Postoperative failure of platelet recovery is an independent risk factor for poor survival in patients with oral and oropharyngeal cancer
The aim of this study was to evaluate the postoperative platelet count changes in patients with oral and oropharyngeal squamous cell carcinoma undergoing preoperative chemoradiotherapy in order to test the hypothesis that the failure of platelets to recover to normal range within 7 days after surgery represents a significant risk factor for poor survival.
Materials and methods
A cohort of 102 patients with primary locally advanced oral and oropharyngeal squamous cell carcinoma undergoing neoadjuvant chemoradiotherapy and surgery was retrospectively analyzed. For each patient, platelet counts were evaluated prior to neoadjuvant treatment, prior to surgery and throughout postoperative days 1 to 7. The Kaplan–Meier method and Cox regression models were used to assess the impact of platelet count changes on survival.

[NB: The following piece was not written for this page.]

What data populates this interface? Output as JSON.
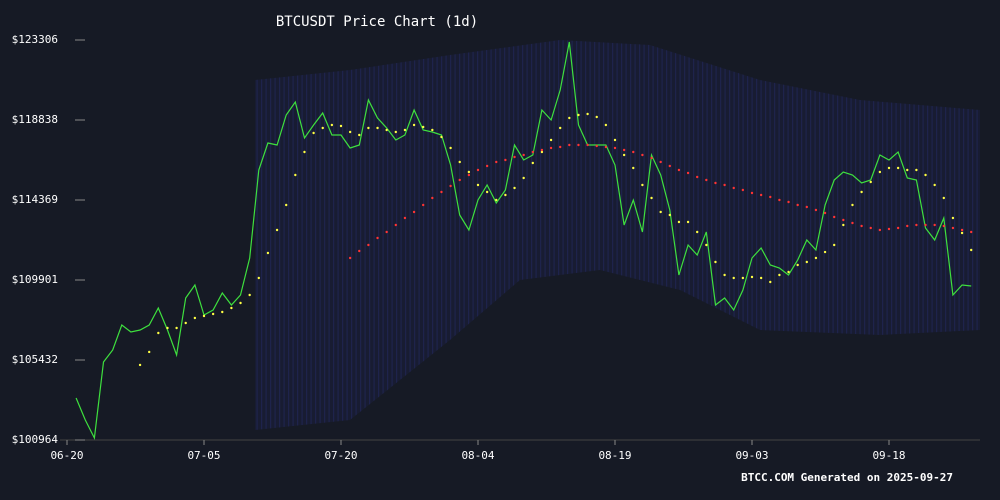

Overall survival rate at 5 years was 28 % for patients whose platelets did not recover by day 7, with 52 % for patients whose platelets remained within a normal level or recovered to this by day 7 (p = 0.005). In multivariate analysis, failure of platelet recovery by day 7 was independently associated with shorter overall survival (p = 0.03).
We demonstrated that the failure of platelets to recover to normal range by the seventh postoperative day is an independent adverse prognostic factor in patients with oral and oropharyngeal cancer undergoing neoadjuvant treatment and surgery.
Our results indicate that physicians should pay closer attention to monitoring the postoperative platelet count course, as it may predict the clinical outcome of patients with oral and oropharyngeal cancer.